A noite, com seu pontilhado manto escuro, caiu rápida sobre o Reino de Órion, após um frio entardecer. Era mais um vinte e cinco de dezembro para os moradores do pacato Lar das Gaivotas. Um feriado amado por muitos, como se podia observar. Incontáveis casas, lojas, postes de luz e até mesmo arbustos foram ornamentados por ornadores voluntários, movidos pelo espírito daquela linda data festiva. 

Comovida pelo alegre estado de ânimo dos moradores, a natureza impelia o clima a fazer chover finas fatias de neve pelas ruas, pelos telhados e pelas folhas das árvores. Formara-se um tempo inofensivo, que não só não obrigava as pessoas a fecharem-se em casa, como redobrava a beleza da paisagem. As cores dos enfeites, a da neve e a da lua, que exibia-se inteira e resplandecente pós banhar-se no oceano, criavam uma paleta espetacular mesmo para os olhos mais tristes. 

A dor não era um sentimento escasso ali no reino, apesar dos risos predominarem. A casa mais conhecida de Órion estava relativamente cheia. Não tanto quanto esteve no passado, porém. Sua fachada cor amarela clara foi muito bem enfeitada, o assoalho de madeira que antecedia a porta de entrada foi forrado com um carpete rubro e o teto, como o dos vizinhos, embranquecido pelos flocos congelados que vinham do céu. 

No interior, os heróis conversavam sobre os eventos das últimas semanas. Riam quando o assunto eram as poucas e boas das quais escaparam. Os sofás foram ajeitados em torno da mesa de vidro que puseram no centro da sala, na qual colocavam e da qual pegavam de volta os copos cheios de refrigerante. Em seus rostos, refletiam-se as luzes do pisca-pisca da árvore natalina armada próxima da escada. A explosão de gargalhadas provocada pela fala de Yue foi sucedida por alguns breves minutos de silêncio.

— Nós duas crescemos juntas. Eu e a minha irmã. — Explicou-se, secando com o dedo mindinho a lágrima que ameaçou descer seu níveo rosto. Reclinou-se na poltrona marrom clara. — Ah, não acredito que ela se foi. 

Sora bebeu num só gole o resto do guaraná que estava em seu copo e, mirando-a com seus puxados olhos castanhos claros, tentou confortá-la:

— Pelo menos vocês cresceram juntas.

Naomi achou o comentário insensível, e então exclamou, em repreensão:

— Sora! 

— Que é? — Retrucou, voltando-se para a morena de sotaque francês.
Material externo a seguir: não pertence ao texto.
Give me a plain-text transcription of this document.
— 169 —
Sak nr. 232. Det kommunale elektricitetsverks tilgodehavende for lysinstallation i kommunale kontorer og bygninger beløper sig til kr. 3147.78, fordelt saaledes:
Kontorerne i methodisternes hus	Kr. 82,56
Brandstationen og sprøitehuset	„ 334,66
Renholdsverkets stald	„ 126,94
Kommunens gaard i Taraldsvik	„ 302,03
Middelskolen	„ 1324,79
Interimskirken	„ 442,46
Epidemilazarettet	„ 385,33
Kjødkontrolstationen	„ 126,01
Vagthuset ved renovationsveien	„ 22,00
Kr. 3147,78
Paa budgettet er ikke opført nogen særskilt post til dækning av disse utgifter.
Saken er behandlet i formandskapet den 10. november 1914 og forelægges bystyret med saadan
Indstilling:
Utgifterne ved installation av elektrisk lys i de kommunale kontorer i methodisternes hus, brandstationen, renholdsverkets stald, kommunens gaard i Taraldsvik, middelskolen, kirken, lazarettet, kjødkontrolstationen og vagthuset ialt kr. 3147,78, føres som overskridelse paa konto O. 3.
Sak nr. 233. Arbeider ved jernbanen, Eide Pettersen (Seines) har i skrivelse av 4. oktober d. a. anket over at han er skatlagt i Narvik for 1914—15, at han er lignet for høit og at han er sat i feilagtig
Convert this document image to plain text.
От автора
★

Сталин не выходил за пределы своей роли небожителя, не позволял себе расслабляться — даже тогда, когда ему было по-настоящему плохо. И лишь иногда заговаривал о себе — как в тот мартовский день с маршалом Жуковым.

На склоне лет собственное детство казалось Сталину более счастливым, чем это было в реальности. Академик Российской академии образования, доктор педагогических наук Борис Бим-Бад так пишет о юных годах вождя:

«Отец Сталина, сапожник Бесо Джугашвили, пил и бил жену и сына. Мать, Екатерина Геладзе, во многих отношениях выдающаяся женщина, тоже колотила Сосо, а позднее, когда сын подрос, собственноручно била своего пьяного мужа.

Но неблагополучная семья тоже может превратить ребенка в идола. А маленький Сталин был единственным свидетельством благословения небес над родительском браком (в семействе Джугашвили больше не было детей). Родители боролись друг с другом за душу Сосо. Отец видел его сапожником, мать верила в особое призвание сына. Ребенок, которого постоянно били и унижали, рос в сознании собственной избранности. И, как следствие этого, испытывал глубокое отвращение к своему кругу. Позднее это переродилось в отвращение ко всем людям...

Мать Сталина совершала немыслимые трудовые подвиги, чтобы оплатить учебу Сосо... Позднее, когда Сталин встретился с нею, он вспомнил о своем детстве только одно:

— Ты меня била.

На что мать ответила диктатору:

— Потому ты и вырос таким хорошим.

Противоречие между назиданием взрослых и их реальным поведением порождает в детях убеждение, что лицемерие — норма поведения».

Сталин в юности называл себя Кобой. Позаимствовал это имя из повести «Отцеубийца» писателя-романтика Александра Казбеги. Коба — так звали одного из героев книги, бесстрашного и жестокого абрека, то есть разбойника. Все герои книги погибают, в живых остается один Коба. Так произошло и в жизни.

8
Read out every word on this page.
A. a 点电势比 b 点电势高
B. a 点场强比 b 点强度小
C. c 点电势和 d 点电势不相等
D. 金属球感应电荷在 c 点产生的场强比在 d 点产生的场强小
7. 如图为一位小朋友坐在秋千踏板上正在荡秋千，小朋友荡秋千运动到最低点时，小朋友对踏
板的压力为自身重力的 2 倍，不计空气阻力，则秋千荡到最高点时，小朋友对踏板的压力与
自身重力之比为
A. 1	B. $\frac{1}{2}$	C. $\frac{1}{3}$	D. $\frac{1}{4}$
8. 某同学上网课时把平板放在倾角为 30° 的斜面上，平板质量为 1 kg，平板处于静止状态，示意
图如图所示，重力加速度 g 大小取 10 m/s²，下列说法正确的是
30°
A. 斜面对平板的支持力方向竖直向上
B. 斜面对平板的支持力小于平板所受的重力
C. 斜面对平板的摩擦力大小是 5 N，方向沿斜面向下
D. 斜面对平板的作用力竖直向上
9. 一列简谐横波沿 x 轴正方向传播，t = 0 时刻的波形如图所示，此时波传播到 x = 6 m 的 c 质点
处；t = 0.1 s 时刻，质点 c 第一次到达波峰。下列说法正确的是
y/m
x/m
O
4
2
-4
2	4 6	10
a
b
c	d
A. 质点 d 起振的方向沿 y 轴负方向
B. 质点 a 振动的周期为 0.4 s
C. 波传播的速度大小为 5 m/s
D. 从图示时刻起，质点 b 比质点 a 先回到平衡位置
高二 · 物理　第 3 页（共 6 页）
Naomi tinha longos cabelos negros, lisos, olhos tão escuros quanto o céu quando o sol e as outras estrelas estão longe, mas, por outro lado, uma pele clara como a lua sói ser naquela data do ano. Nunca mexia na cabeleira, naquele dia, entretanto, permitiu que Kin e Yue trançassem algumas das mechas dele. — Eu cresci na pocilga subterrânea do Kikuchi, cercado de crianças escravas como eu. Todos nos odiávamos e só queríamos matar uns aos outros. Nunca dormia com a certeza de que ninguém me mataria no meio da noite, eu... Pensando bem, aquilo lá era irado. Por que eu me aliei a vocês?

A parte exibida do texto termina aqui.